Stock ETFs Jump In Post-Holiday Trade Monday | ETF Trends

U.S. equities and stock index ETFs exploded higher on Monday, catapulted by robust gains in the tech sector, and a surge in global equities, including Chinese stocks, as investors and traders attempted to continue the momentum from last week’s solid performance, despite an incessant growth in coronavirus cases.

The Dow Jones Industrial Average popped as much as 395 points, or 1.5%, while the S&P 500 added 1.6%, and the Nasdaq Composite, which has been leading the other indexes surged 2.5% to an all-time high.

Stock index ETFs are climbing along with the underlying benchmarks. The SPDR Dow Jones Industrial Average ETF (DIA), SPDR S&P 500 ETF Trust (SPY), and Invesco QQQ Trust (QQQ) are trading positive early Monday afternoon.

While much of the U.S. stock market has been bathed in green so far this morning and early afternoon, the biggest technology companies that led the gains included Apple, Amazon, Microsoft, and Google-parent Alphabet, which all improved over 2%. The Nasdaq-100, which is composed of the composite’s 100-largest nonfinancial stocks was lifted 2.7% on Monday, bringing its 2020 gains to more than 20%. The ProShares Ultra QQQ (QLD), which follows the index gained almost 5% Monday as well.
Chinese stocks roared higher, helping to boost global equities, with the Shanghai Composite climbing over 5%, amid the reopening of China following their coronavirus outbreak.

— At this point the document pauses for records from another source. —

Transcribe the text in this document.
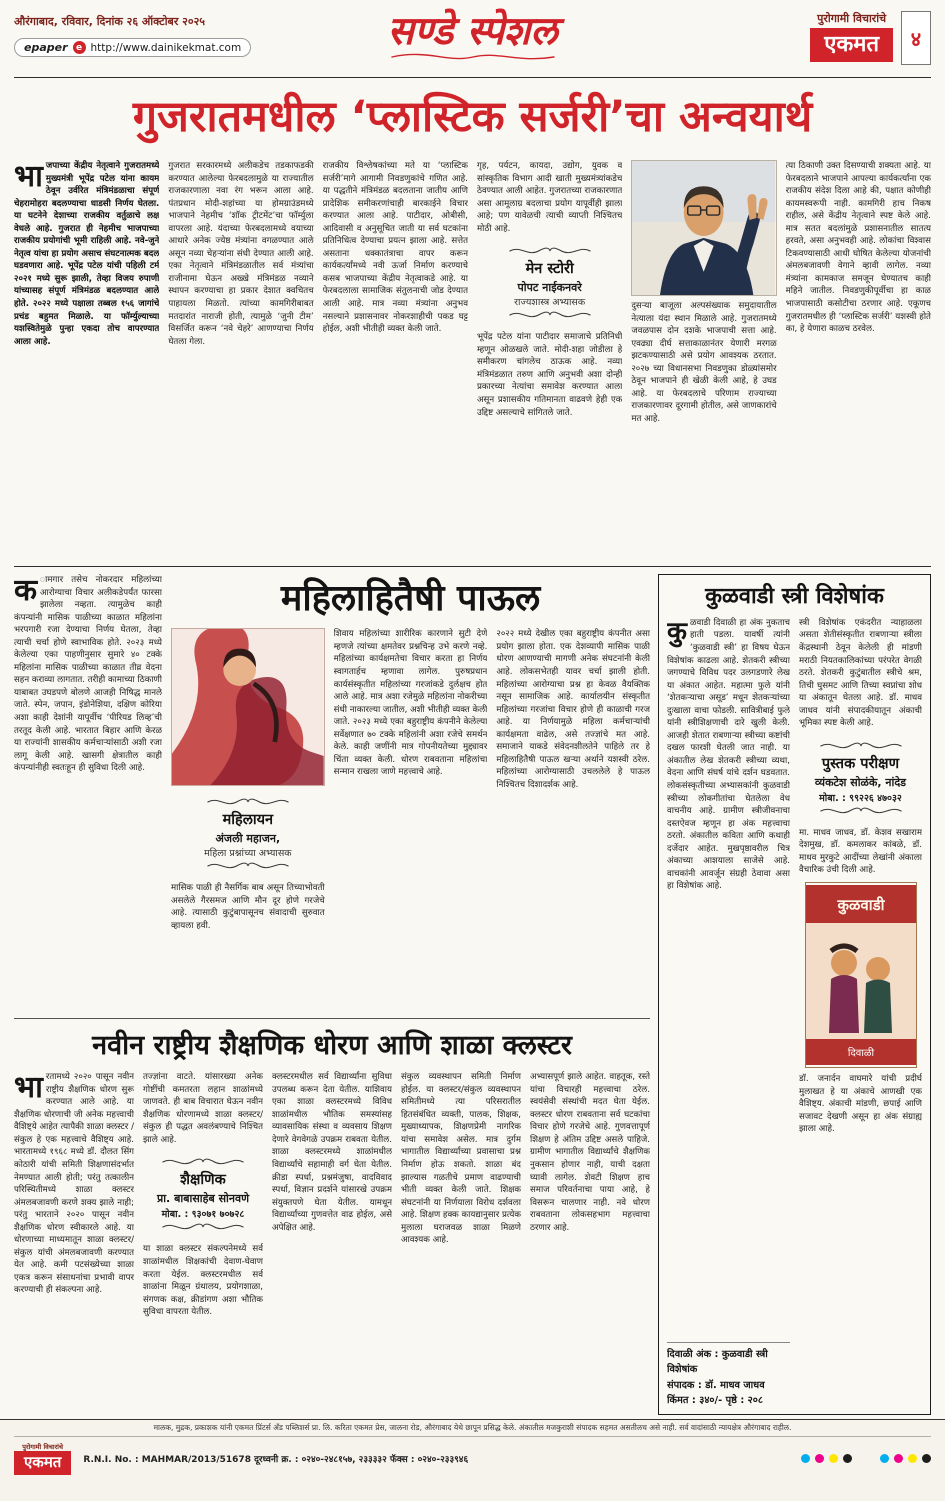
औरंगाबाद, रविवार, दिनांक २६ ऑक्टोबर २०२५
epaper e http://www.dainikekmat.com	सण्डे स्पेशल	पुरोगामी विचारांचे
एकमत	४
गुजरातमधील ‘प्लास्टिक सर्जरी’चा अन्वयार्थ

भाजपाच्या केंद्रीय नेतृत्वाने गुजरातमध्ये मुख्यमंत्री भूपेंद्र पटेल यांना कायम ठेवून उर्वरित मंत्रिमंडळाचा संपूर्ण चेहरामोहरा बदलण्याचा धाडसी निर्णय घेतला. या घटनेने देशाच्या राजकीय वर्तुळाचे लक्ष वेधले आहे. गुजरात ही नेहमीच भाजपाच्या राजकीय प्रयोगांची भूमी राहिली आहे. नवे-जुने नेतृत्व यांचा हा प्रयोग असाच संघटनात्मक बदल घडवणारा आहे. भूपेंद्र पटेल यांची पहिली टर्म २०२१ मध्ये सुरू झाली, तेव्हा विजय रुपाणी यांच्यासह संपूर्ण मंत्रिमंडळ बदलण्यात आले होते. २०२२ मध्ये पक्षाला तब्बल १५६ जागांचे प्रचंड बहुमत मिळाले. या फॉर्म्युल्याच्या यशस्वितेमुळे पुन्हा एकदा तोच वापरण्यात आला आहे.

गुजरात सरकारमध्ये अलीकडेच तडकाफडकी करण्यात आलेल्या फेरबदलामुळे या राज्यातील राजकारणाला नवा रंग भरून आला आहे. पंतप्रधान मोदी-शहांच्या या होमग्राउंडमध्ये भाजपाने नेहमीच ‘शॉक ट्रीटमेंट’चा फॉर्म्युला वापरला आहे. यंदाच्या फेरबदलामध्ये वयाच्या आधारे अनेक ज्येष्ठ मंत्र्यांना वगळण्यात आले असून नव्या चेहऱ्यांना संधी देण्यात आली आहे. एका नेतृत्वाने मंत्रिमंडळातील सर्व मंत्र्यांचा राजीनामा घेऊन अख्खे मंत्रिमंडळ नव्याने स्थापन करण्याचा हा प्रकार देशात क्वचितच पाहायला मिळतो. त्यांच्या कामगिरीबाबत मतदारांत नाराजी होती, त्यामुळे ‘जुनी टीम’ विसर्जित करून ‘नवे चेहरे’ आणण्याचा निर्णय घेतला गेला.

राजकीय विश्लेषकांच्या मते या ‘प्लास्टिक सर्जरी’मागे आगामी निवडणुकांचे गणित आहे. या पद्धतीने मंत्रिमंडळ बदलताना जातीय आणि प्रादेशिक समीकरणांचाही बारकाईने विचार करण्यात आला आहे. पाटीदार, ओबीसी, आदिवासी व अनुसूचित जाती या सर्व घटकांना प्रतिनिधित्व देण्याचा प्रयत्न झाला आहे. सत्तेत असताना धक्कातंत्राचा वापर करून कार्यकर्त्यांमध्ये नवी ऊर्जा निर्माण करण्याचे कसब भाजपाच्या केंद्रीय नेतृत्वाकडे आहे. या फेरबदलाला सामाजिक संतुलनाची जोड देण्यात आली आहे. मात्र नव्या मंत्र्यांना अनुभव नसल्याने प्रशासनावर नोकरशाहीची पकड घट्ट होईल, अशी भीतीही व्यक्त केली जाते.

गृह, पर्यटन, कायदा, उद्योग, युवक व सांस्कृतिक विभाग आदी खाती मुख्यमंत्र्यांकडेच ठेवण्यात आली आहेत. गुजरातच्या राजकारणात असा आमूलाग्र बदलाचा प्रयोग यापूर्वीही झाला आहे; पण यावेळची त्याची व्याप्ती निश्चितच मोठी आहे.

मेन स्टोरी
पोपट नाईकनवरे
राज्यशास्त्र अभ्यासक

भूपेंद्र पटेल यांना पाटीदार समाजाचे प्रतिनिधी म्हणून ओळखले जाते. मोदी-शहा जोडीला हे समीकरण चांगलेच ठाऊक आहे. नव्या मंत्रिमंडळात तरुण आणि अनुभवी अशा दोन्ही प्रकारच्या नेत्यांचा समावेश करण्यात आला असून प्रशासकीय गतिमानता वाढवणे हेही एक उद्दिष्ट असल्याचे सांगितले जाते.

दुसऱ्या बाजूला अल्पसंख्याक समुदायातील नेत्याला यंदा स्थान मिळाले आहे. गुजरातमध्ये जवळपास दोन दशके भाजपाची सत्ता आहे. एवढ्या दीर्घ सत्ताकाळानंतर येणारी मरगळ झटकण्यासाठी असे प्रयोग आवश्यक ठरतात. २०२७ च्या विधानसभा निवडणुका डोळ्यांसमोर ठेवून भाजपाने ही खेळी केली आहे, हे उघड आहे. या फेरबदलाचे परिणाम राज्याच्या राजकारणावर दूरगामी होतील, असे जाणकारांचे मत आहे.

त्या ठिकाणी उक्त दिसण्याची शक्यता आहे. या फेरबदलाने भाजपाने आपल्या कार्यकर्त्यांना एक राजकीय संदेश दिला आहे की, पक्षात कोणीही कायमस्वरूपी नाही. कामगिरी हाच निकष राहील, असे केंद्रीय नेतृत्वाने स्पष्ट केले आहे. मात्र सतत बदलांमुळे प्रशासनातील सातत्य हरवते, असा अनुभवही आहे. लोकांचा विश्वास टिकवण्यासाठी आधी घोषित केलेल्या योजनांची अंमलबजावणी वेगाने व्हावी लागेल. नव्या मंत्र्यांना कामकाज समजून घेण्यातच काही महिने जातील. निवडणुकीपूर्वीचा हा काळ भाजपासाठी कसोटीचा ठरणार आहे. एकूणच गुजरातमधील ही ‘प्लास्टिक सर्जरी’ यशस्वी होते का, हे येणारा काळच ठरवेल.

क ामगार तसेच नोकरदार महिलांच्या आरोग्याचा विचार अलीकडेपर्यंत फारसा झालेला नव्हता. त्यामुळेच काही कंपन्यांनी मासिक पाळीच्या काळात महिलांना भरपगारी रजा देण्याचा निर्णय घेतला, तेव्हा त्याची चर्चा होणे स्वाभाविक होते. २०२३ मध्ये केलेल्या एका पाहणीनुसार सुमारे ४० टक्के महिलांना मासिक पाळीच्या काळात तीव्र वेदना सहन कराव्या लागतात. तरीही कामाच्या ठिकाणी याबाबत उघडपणे बोलणे आजही निषिद्ध मानले जाते. स्पेन, जपान, इंडोनेशिया, दक्षिण कोरिया अशा काही देशांनी यापूर्वीच ‘पीरियड लिव्ह’ची तरतूद केली आहे. भारतात बिहार आणि केरळ या राज्यांनी शासकीय कर्मचाऱ्यांसाठी अशी रजा लागू केली आहे. खासगी क्षेत्रातील काही कंपन्यांनीही स्वतःहून ही सुविधा दिली आहे.

महिलाहितैषी पाऊल
महिलायन
अंजली महाजन,
महिला प्रश्नांच्या अभ्यासक

मासिक पाळी ही नैसर्गिक बाब असून तिच्याभोवती असलेले गैरसमज आणि मौन दूर होणे गरजेचे आहे. त्यासाठी कुटुंबापासूनच संवादाची सुरुवात व्हायला हवी.

शिवाय महिलांच्या शारीरिक कारणाने सुटी देणे म्हणजे त्यांच्या क्षमतेवर प्रश्नचिन्ह उभे करणे नव्हे. महिलांच्या कार्यक्षमतेचा विचार करता हा निर्णय स्वागतार्हच म्हणावा लागेल. पुरुषप्रधान कार्यसंस्कृतीत महिलांच्या गरजांकडे दुर्लक्षच होत आले आहे. मात्र अशा रजेमुळे महिलांना नोकरीच्या संधी नाकारल्या जातील, अशी भीतीही व्यक्त केली जाते. २०२३ मध्ये एका बहुराष्ट्रीय कंपनीने केलेल्या सर्वेक्षणात ७० टक्के महिलांनी अशा रजेचे समर्थन केले. काही जणींनी मात्र गोपनीयतेच्या मुद्द्यावर चिंता व्यक्त केली. धोरण राबवताना महिलांचा सन्मान राखला जाणे महत्त्वाचे आहे.

२०२२ मध्ये देखील एका बहुराष्ट्रीय कंपनीत असा प्रयोग झाला होता. एक देशव्यापी मासिक पाळी धोरण आणण्याची मागणी अनेक संघटनांनी केली आहे. लोकसभेतही यावर चर्चा झाली होती. महिलांच्या आरोग्याचा प्रश्न हा केवळ वैयक्तिक नसून सामाजिक आहे. कार्यालयीन संस्कृतीत महिलांच्या गरजांचा विचार होणे ही काळाची गरज आहे. या निर्णयामुळे महिला कर्मचाऱ्यांची कार्यक्षमता वाढेल, असे तज्ज्ञांचे मत आहे. समाजाने याकडे संवेदनशीलतेने पाहिले तर हे महिलाहितैषी पाऊल खऱ्या अर्थाने यशस्वी ठरेल. महिलांच्या आरोग्यासाठी उचललेले हे पाऊल निश्चितच दिशादर्शक आहे.

कुळवाडी स्त्री विशेषांक

कुळवाडी दिवाळी हा अंक नुकताच हाती पडला. यावर्षी त्यांनी ‘कुळवाडी स्त्री’ हा विषय घेऊन विशेषांक काढला आहे. शेतकरी स्त्रीच्या जगण्याचे विविध पदर उलगडणारे लेख या अंकात आहेत. महात्मा फुले यांनी ‘शेतकऱ्याचा असूड’ मधून शेतकऱ्यांच्या दुःखाला वाचा फोडली. सावित्रीबाई फुले यांनी स्त्रीशिक्षणाची दारे खुली केली. आजही शेतात राबणाऱ्या स्त्रीच्या कष्टांची दखल फारशी घेतली जात नाही. या अंकातील लेख शेतकरी स्त्रीच्या व्यथा, वेदना आणि संघर्ष यांचे दर्शन घडवतात. लोकसंस्कृतीच्या अभ्यासकांनी कुळवाडी स्त्रीच्या लोकगीतांचा घेतलेला वेध वाचनीय आहे. ग्रामीण स्त्रीजीवनाचा दस्तऐवज म्हणून हा अंक महत्त्वाचा ठरतो. अंकातील कविता आणि कथाही दर्जेदार आहेत. मुखपृष्ठावरील चित्र अंकाच्या आशयाला साजेसे आहे. वाचकांनी आवर्जून संग्रही ठेवावा असा हा विशेषांक आहे.

दिवाळी अंक : कुळवाडी स्त्री विशेषांक
संपादक : डॉ. माधव जाधव
किंमत : ३४०/- पृष्ठे : २०८

स्त्री विशेषांक एकंदरीत न्याहाळला असता शेतीसंस्कृतीत राबणाऱ्या स्त्रीला केंद्रस्थानी ठेवून केलेली ही मांडणी मराठी नियतकालिकांच्या परंपरेत वेगळी ठरते. शेतकरी कुटुंबातील स्त्रीचे श्रम, तिची घुसमट आणि तिच्या स्वप्नांचा शोध या अंकातून घेतला आहे. डॉ. माधव जाधव यांनी संपादकीयातून अंकाची भूमिका स्पष्ट केली आहे.

पुस्तक परीक्षण
व्यंकटेश सोळंके, नांदेड
मोबा. : ९९२२६ ४७०३२

मा. माधव जाधव, डॉ. केशव सखाराम देशमुख, डॉ. कमलाकर कांबळे, डॉ. माधव मुरकुटे आदींच्या लेखांनी अंकाला वैचारिक उंची दिली आहे.

कुळवाडी
दिवाळी

डॉ. जनार्दन वाघमारे यांची प्रदीर्घ मुलाखत हे या अंकाचे आणखी एक वैशिष्ट्य. अंकाची मांडणी, छपाई आणि सजावट देखणी असून हा अंक संग्राह्य झाला आहे.

नवीन राष्ट्रीय शैक्षणिक धोरण आणि शाळा क्लस्टर

भारतामध्ये २०२० पासून नवीन राष्ट्रीय शैक्षणिक धोरण सुरू करण्यात आले आहे. या शैक्षणिक धोरणाची जी अनेक महत्त्वाची वैशिष्ट्ये आहेत त्यापैकी शाळा क्लस्टर / संकुल हे एक महत्त्वाचे वैशिष्ट्य आहे. भारतामध्ये १९६८ मध्ये डॉ. दौलत सिंग कोठारी यांची समिती शिक्षणासंदर्भात नेमण्यात आली होती; परंतु तत्कालीन परिस्थितीमध्ये शाळा क्लस्टर अंमलबजावणी करणे शक्य झाले नाही; परंतु भारताने २०२० पासून नवीन शैक्षणिक धोरण स्वीकारले आहे. या धोरणाच्या माध्यमातून शाळा क्लस्टर/संकुल यांची अंमलबजावणी करण्यात येत आहे. कमी पटसंख्येच्या शाळा एकत्र करून संसाधनांचा प्रभावी वापर करण्याची ही संकल्पना आहे.

तज्ज्ञांना वाटते. यांसारख्या अनेक गोष्टींची कमतरता लहान शाळांमध्ये जाणवते. ही बाब विचारात घेऊन नवीन शैक्षणिक धोरणामध्ये शाळा क्लस्टर/संकुल ही पद्धत अवलंबण्याचे निश्चित झाले आहे.

शैक्षणिक
प्रा. बाबासाहेब सोनवणे
मोबा. : ९३०७१ ७०७२८

या शाळा क्लस्टर संकल्पनेमध्ये सर्व शाळांमधील शिक्षकांची देवाण-घेवाण करता येईल. क्लस्टरमधील सर्व शाळांना मिळून ग्रंथालय, प्रयोगशाळा, संगणक कक्ष, क्रीडांगण अशा भौतिक सुविधा वापरता येतील.

क्लस्टरमधील सर्व विद्यार्थ्यांना सुविधा उपलब्ध करून देता येतील. याशिवाय एका शाळा क्लस्टरमध्ये विविध शाळांमधील भौतिक समस्यांसह व्यावसायिक संस्था व व्यवसाय शिक्षण देणारे वेगवेगळे उपक्रम राबवता येतील. शाळा क्लस्टरमध्ये शाळांमधील विद्यार्थ्यांचे सहामाही वर्ग घेता येतील. क्रीडा स्पर्धा, प्रश्नमंजुषा, वादविवाद स्पर्धा, विज्ञान प्रदर्शने यांसारखे उपक्रम संयुक्तपणे घेता येतील. यामधून विद्यार्थ्यांच्या गुणवत्तेत वाढ होईल, असे अपेक्षित आहे.

संकुल व्यवस्थापन समिती निर्माण होईल. या क्लस्टर/संकुल व्यवस्थापन समितीमध्ये त्या परिसरातील हितसंबंधित व्यक्ती, पालक, शिक्षक, मुख्याध्यापक, शिक्षणप्रेमी नागरिक यांचा समावेश असेल. मात्र दुर्गम भागातील विद्यार्थ्यांच्या प्रवासाचा प्रश्न निर्माण होऊ शकतो. शाळा बंद झाल्यास गळतीचे प्रमाण वाढण्याची भीती व्यक्त केली जाते. शिक्षक संघटनांनी या निर्णयाला विरोध दर्शवला आहे. शिक्षण हक्क कायद्यानुसार प्रत्येक मुलाला घराजवळ शाळा मिळणे आवश्यक आहे.

अभ्यासपूर्ण झाले आहेत. वाहतूक, रस्ते यांचा विचारही महत्त्वाचा ठरेल. स्वयंसेवी संस्थांची मदत घेता येईल. क्लस्टर धोरण राबवताना सर्व घटकांचा विचार होणे गरजेचे आहे. गुणवत्तापूर्ण शिक्षण हे अंतिम उद्दिष्ट असले पाहिजे. ग्रामीण भागातील विद्यार्थ्यांचे शैक्षणिक नुकसान होणार नाही, याची दक्षता घ्यावी लागेल. शेवटी शिक्षण हाच समाज परिवर्तनाचा पाया आहे, हे विसरून चालणार नाही. नवे धोरण राबवताना लोकसहभाग महत्त्वाचा ठरणार आहे.

मालक, मुद्रक, प्रकाशक यांनी एकमत प्रिंटर्स अँड पब्लिशर्स प्रा. लि. करिता एकमत प्रेस, जालना रोड, औरंगाबाद येथे छापून प्रसिद्ध केले. अंकातील मजकुराशी संपादक सहमत असतीलच असे नाही. सर्व वादांसाठी न्यायक्षेत्र औरंगाबाद राहील.
पुरोगामी विचारांचे
एकमत	R.N.I. No. : MAHMAR/2013/51678 दूरध्वनी क्र. : ०२४०-२४८१५७, २३३३३२ फॅक्स : ०२४०-२३३९४६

On Friday, China’s services PMI saw the best gain in a decade. The China June Caixin services came in at 58.4, from 55 the month earlier. The June Hong Kong PMI was at 49.6 from 43.9 in May.

“There are other things going on in China too. If they want the equity markets up, they’ll be up. You also had it fueled by short-covering,” said Andrew Brenner of National Alliance. He said as he watched the action overnight, it appeared to be panic buying.

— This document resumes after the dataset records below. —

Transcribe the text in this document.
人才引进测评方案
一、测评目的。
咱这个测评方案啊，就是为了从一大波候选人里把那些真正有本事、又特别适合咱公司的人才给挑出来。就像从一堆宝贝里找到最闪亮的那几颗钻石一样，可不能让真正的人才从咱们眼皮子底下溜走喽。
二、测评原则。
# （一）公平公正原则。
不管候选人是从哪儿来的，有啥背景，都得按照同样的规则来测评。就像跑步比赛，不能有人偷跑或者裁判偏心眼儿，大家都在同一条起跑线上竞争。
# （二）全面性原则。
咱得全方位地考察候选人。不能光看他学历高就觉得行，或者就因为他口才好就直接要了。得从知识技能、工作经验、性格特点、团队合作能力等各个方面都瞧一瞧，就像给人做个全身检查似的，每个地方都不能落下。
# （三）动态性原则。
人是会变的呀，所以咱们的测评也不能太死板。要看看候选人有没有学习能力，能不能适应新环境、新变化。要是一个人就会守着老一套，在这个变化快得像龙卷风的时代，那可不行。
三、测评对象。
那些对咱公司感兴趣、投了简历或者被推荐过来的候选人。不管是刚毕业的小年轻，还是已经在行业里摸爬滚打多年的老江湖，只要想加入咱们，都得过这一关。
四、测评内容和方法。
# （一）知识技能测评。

While some economists and financial experts are still bearish on the market longer term, there are now a significant number of pundits who see a V-bottom for stocks, increasing Fed stimulus, and potentially new highs for the S&P 500.

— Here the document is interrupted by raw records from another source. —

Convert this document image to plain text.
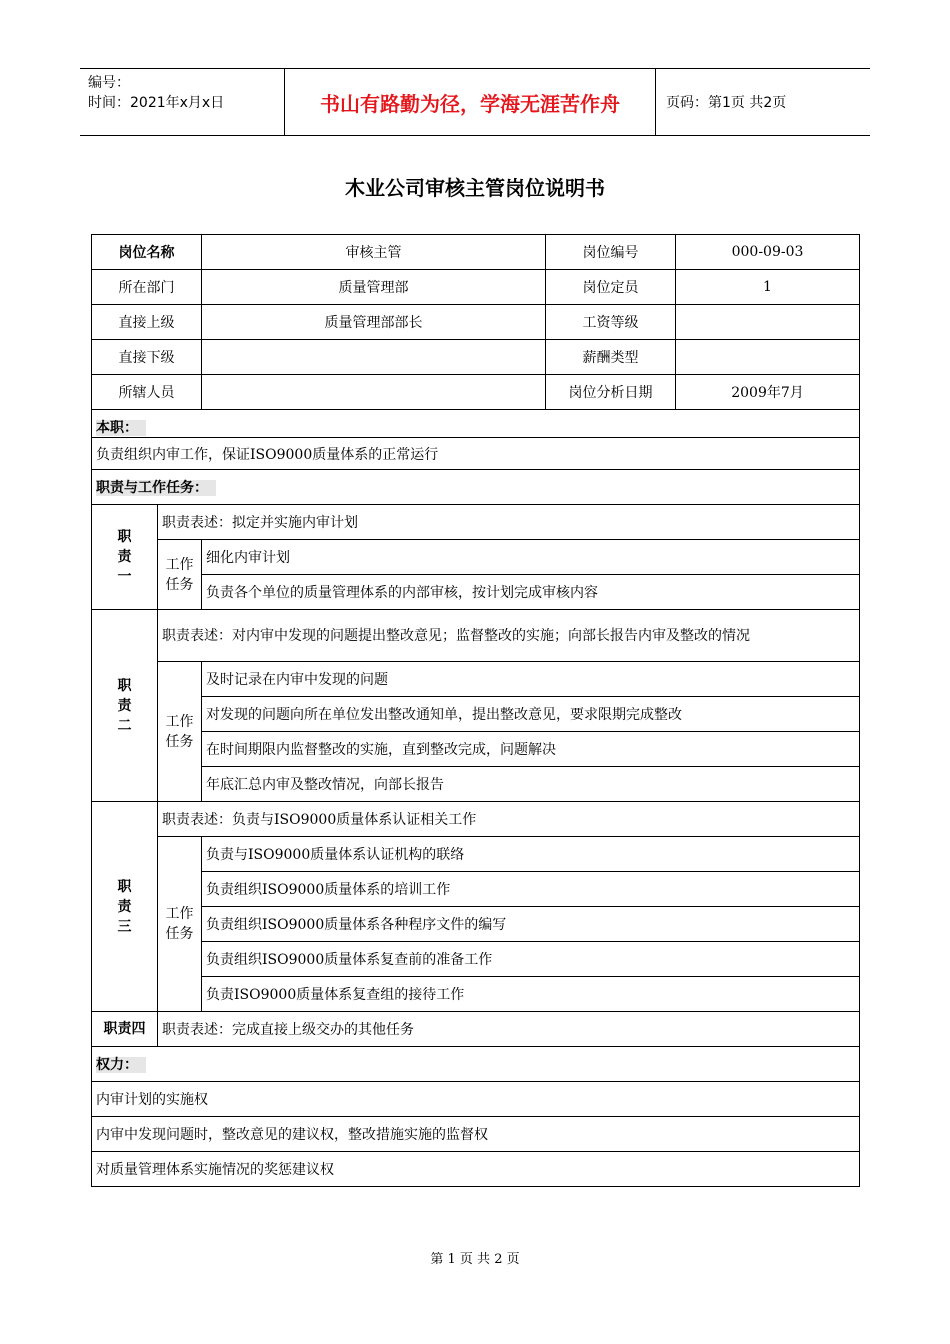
编号：
时间：2021年x月x日	书山有路勤为径，学海无涯苦作舟	页码：第1页 共2页
木业公司审核主管岗位说明书
岗位名称		审核主管	岗位编号	000-09-03
所在部门		质量管理部	岗位定员	1
直接上级		质量管理部部长	工资等级	
直接下级			薪酬类型	
所辖人员			岗位分析日期	2009年7月
本职：				
负责组织内审工作，保证ISO9000质量体系的正常运行				
职责与工作任务：				

职
责
一	职责表述：拟定并实施内审计划			

	工作
任务	细化内审计划		
		负责各个单位的质量管理体系的内部审核，按计划完成审核内容		

职
责
二	职责表述：对内审中发现的问题提出整改意见；监督整改的实施；向部长报告内审及整改的情况			

	工作
任务	及时记录在内审中发现的问题		
		对发现的问题向所在单位发出整改通知单，提出整改意见，要求限期完成整改		
		在时间期限内监督整改的实施，直到整改完成，问题解决		
		年底汇总内审及整改情况，向部长报告		

职
责
三	职责表述：负责与ISO9000质量体系认证相关工作			

	工作
任务	负责与ISO9000质量体系认证机构的联络		
		负责组织ISO9000质量体系的培训工作		
		负责组织ISO9000质量体系各种程序文件的编写		
		负责组织ISO9000质量体系复查前的准备工作		
		负责ISO9000质量体系复查组的接待工作		
职责四	职责表述：完成直接上级交办的其他任务			
权力：				
内审计划的实施权				
内审中发现问题时，整改意见的建议权，整改措施实施的监督权				
对质量管理体系实施情况的奖惩建议权				
第 1 页 共 2 页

“I’m starting to believe the Covid case is an inverse indicator. The worse it gets, the more the market does better because it means more Fed and fiscal stimulus will come towards the markets,” said Brenner.

“The economy is doing a lot better than most of the economists think,” said Jeff Saut, chief investment strategist at Capital Wealth Planning, to CNBC’s “Squawk Box” on Monday. “We may stall here for a while into the fall, into September, October, November, but I think you’re going to get a rocket ship coming in the fall of this year…I think the S&P 500 is going to trade above 4,000.”